Her infused bread pudding, which has a brulee topping, is in high demand. She gets occasional requests for other particular dishes. But mostly, she said clients let her get creative.
“She is one of the most talented chefs I have ever met – cannabis or no cannabis. Her food is edible art,” said Cheri Sicard, a Long Beach resident who is also a cannabis chef and cookbook author.
Sicard met Drummer last year when she was judging the first Culinary and Cannabis cooking competition in Huntington Beach.
“She had some tough competition, but the sheer artistry of her dish made her the winner,” Sicard said, with Drummer claiming victory thanks to her meal of corn grits with shellfish, fried pork belly and fresh okra. “I have been a huge fan ever since.”

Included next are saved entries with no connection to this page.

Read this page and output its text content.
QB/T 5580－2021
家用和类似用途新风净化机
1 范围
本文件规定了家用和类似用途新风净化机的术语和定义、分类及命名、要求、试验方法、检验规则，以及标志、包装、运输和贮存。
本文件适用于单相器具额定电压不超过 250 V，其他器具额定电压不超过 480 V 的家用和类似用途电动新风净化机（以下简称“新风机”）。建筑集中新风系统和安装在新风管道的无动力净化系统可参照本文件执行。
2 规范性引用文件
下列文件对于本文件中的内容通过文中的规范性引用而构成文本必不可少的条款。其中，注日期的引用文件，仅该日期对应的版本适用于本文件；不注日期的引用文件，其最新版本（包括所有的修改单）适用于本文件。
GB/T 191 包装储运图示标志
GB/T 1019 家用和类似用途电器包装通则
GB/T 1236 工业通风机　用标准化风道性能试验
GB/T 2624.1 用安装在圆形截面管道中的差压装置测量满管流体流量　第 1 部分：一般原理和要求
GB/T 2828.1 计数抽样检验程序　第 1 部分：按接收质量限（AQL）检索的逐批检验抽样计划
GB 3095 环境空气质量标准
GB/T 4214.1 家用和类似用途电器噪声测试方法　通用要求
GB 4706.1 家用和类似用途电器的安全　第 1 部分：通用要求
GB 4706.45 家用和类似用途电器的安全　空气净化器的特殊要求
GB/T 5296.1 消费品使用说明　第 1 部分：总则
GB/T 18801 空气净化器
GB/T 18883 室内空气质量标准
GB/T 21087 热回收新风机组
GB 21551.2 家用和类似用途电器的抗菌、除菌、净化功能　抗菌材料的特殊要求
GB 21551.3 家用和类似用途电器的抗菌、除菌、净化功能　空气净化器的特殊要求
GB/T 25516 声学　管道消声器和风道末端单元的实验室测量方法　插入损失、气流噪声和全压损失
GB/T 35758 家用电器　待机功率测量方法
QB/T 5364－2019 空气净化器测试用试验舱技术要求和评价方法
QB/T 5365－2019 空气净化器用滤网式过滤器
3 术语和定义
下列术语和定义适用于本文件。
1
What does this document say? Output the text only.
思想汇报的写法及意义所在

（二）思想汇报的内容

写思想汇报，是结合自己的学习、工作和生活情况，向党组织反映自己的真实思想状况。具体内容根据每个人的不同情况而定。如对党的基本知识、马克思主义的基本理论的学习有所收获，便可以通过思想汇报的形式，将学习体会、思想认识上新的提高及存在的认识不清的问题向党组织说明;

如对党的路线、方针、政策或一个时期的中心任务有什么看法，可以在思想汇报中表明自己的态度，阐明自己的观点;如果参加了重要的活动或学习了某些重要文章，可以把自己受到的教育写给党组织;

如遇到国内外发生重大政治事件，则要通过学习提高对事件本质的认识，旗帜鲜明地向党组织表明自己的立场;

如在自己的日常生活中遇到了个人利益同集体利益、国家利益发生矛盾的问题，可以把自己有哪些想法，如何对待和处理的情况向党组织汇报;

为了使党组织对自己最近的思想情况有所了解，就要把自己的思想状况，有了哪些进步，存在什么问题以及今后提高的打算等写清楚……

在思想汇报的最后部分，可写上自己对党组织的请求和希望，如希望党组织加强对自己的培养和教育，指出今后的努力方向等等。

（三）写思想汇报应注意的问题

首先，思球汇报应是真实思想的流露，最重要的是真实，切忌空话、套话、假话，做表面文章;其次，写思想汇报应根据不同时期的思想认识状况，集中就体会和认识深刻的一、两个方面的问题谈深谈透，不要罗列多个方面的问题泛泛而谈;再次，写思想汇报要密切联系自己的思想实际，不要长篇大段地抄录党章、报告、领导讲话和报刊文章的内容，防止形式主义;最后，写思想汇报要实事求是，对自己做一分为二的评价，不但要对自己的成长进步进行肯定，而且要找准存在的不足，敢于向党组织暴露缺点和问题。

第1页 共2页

Along with the tastiness and beauty of her dishes, Sicard said she appreciates that Drummer has a story behind most of her meals. For example, in her dinner “Making America Great Again,” Drummer incorporated ingredients from the melting pot of America’s culinary roots.
Drummer has had her share of celebrity clients. But the only one she can talk about is Chelsea Handler, who hired Drummer to cook for an episode of her four-part Netflix series called “Chelsea Does… Drugs.”
“I’m just in a space where everything is in fast forward,” Drummer said. “It is a good time to be in this career.”
Recently, she was featured in an episode of the online series “60 Second Docs,” sharing a bit about her career and her passion for cannabis in the minute-long movie.
She’s set to have a feature coming out soon in Marie Claire magazine. In the fall, she’ll publish her first cookbook, which will blend personal anecdotes from her life with recipes and suggested cannabis pairings. And eventually, she hopes to open a string of cannabis-friendly bed and breakfasts and spas.
“Ultimately the goal is to be a national and international, global brand,” she said. “I would like to be the Ritz Carlton of cannabis.”